Heat transfer and flow structure characterization for pin fins produced by cold spray additive manufacturing

The focus of this work is the characterization of the thermal and hydraulic performance of pin fin arrays produced using the cold spray additive manufacturing process. The heat transfer and the pressure losses of 1 mm high round base, square base and diamond base tapered pin fin arrays were assessed in both the inline and staggered configurations for fin densities of 8 fpi and 12 fpi. These performances were correlated to the turbulence intensity and the turbulent kinetic energy values at various locations in the flow, measured by micro-particle image velocimetry. It was inferred that the form drag is the main contributor to the pressure loss and was found to correlate with the flow turbulent kinetic energy in the fin wake.
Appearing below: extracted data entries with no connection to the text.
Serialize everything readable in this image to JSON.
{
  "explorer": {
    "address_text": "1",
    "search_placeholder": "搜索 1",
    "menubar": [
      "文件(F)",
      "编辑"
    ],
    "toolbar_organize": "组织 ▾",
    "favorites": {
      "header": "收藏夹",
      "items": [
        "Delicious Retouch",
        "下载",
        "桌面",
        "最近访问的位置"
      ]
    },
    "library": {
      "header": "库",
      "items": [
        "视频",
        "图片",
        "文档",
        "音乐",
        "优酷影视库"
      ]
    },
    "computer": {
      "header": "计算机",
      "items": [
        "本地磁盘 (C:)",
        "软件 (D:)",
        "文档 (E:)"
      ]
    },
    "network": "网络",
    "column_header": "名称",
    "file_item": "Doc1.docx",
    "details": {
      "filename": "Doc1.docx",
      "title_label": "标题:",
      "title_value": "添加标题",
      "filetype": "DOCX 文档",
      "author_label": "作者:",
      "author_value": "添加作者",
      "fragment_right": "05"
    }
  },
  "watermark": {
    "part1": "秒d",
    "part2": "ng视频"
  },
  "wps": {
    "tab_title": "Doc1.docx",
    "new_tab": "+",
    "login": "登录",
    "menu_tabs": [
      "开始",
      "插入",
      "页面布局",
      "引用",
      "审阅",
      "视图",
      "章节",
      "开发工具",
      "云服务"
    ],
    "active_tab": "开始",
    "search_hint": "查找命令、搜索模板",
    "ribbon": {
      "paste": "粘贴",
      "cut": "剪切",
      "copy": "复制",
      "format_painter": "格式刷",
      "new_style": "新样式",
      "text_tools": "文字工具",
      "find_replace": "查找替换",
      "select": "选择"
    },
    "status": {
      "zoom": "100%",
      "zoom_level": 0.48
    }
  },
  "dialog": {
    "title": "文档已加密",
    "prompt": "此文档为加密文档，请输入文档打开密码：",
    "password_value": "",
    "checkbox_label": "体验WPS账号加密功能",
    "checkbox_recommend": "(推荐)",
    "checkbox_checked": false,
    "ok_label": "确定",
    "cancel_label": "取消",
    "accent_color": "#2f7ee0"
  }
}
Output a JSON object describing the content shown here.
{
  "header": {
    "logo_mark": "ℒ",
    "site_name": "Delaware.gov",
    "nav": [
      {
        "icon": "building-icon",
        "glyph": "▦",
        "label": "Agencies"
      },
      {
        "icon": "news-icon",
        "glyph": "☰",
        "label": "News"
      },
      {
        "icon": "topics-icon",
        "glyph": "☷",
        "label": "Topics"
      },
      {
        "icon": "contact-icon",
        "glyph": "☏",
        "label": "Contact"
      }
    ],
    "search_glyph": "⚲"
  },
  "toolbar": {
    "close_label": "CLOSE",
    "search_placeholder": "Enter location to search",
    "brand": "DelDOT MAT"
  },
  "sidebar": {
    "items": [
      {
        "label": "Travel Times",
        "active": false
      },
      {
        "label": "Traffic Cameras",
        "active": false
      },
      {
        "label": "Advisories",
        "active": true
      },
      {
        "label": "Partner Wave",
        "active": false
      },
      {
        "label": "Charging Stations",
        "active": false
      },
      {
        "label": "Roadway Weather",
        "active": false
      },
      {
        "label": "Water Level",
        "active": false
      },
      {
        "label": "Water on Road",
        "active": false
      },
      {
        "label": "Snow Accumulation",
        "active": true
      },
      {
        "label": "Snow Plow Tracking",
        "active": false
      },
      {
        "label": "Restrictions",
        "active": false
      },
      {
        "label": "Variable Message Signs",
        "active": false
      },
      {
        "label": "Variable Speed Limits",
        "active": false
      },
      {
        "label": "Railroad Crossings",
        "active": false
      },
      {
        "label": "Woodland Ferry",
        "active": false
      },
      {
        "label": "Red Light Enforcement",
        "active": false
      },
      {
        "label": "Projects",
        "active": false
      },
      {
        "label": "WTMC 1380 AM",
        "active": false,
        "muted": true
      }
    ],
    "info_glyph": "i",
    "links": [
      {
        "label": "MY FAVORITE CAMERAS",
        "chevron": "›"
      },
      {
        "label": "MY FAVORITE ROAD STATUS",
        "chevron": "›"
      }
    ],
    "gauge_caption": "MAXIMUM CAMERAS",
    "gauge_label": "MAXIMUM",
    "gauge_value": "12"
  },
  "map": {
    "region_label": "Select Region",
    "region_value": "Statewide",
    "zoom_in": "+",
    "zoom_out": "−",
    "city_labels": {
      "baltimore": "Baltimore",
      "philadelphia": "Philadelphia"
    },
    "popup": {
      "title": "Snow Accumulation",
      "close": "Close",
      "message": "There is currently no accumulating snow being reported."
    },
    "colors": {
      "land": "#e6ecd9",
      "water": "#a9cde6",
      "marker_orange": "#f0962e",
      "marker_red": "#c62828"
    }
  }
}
In contrast, the convective heat transfer coefficient correlated better with the turbulence intensity, leading to the conclusion that heat transfer is not dictated solely by the turbulent kinetic energy, but by the relative strength of the velocity fluctuations with respect to the average flow velocity at the same location. Furthermore, the flow structures for the different fin array samples were visualized and are discussed. Finally, it was found that although the samples had very varied thermal and hydrodynamic performances as a function of Reynolds number, the different samples at a given fin density had similar thermal conductances at a given pumping power.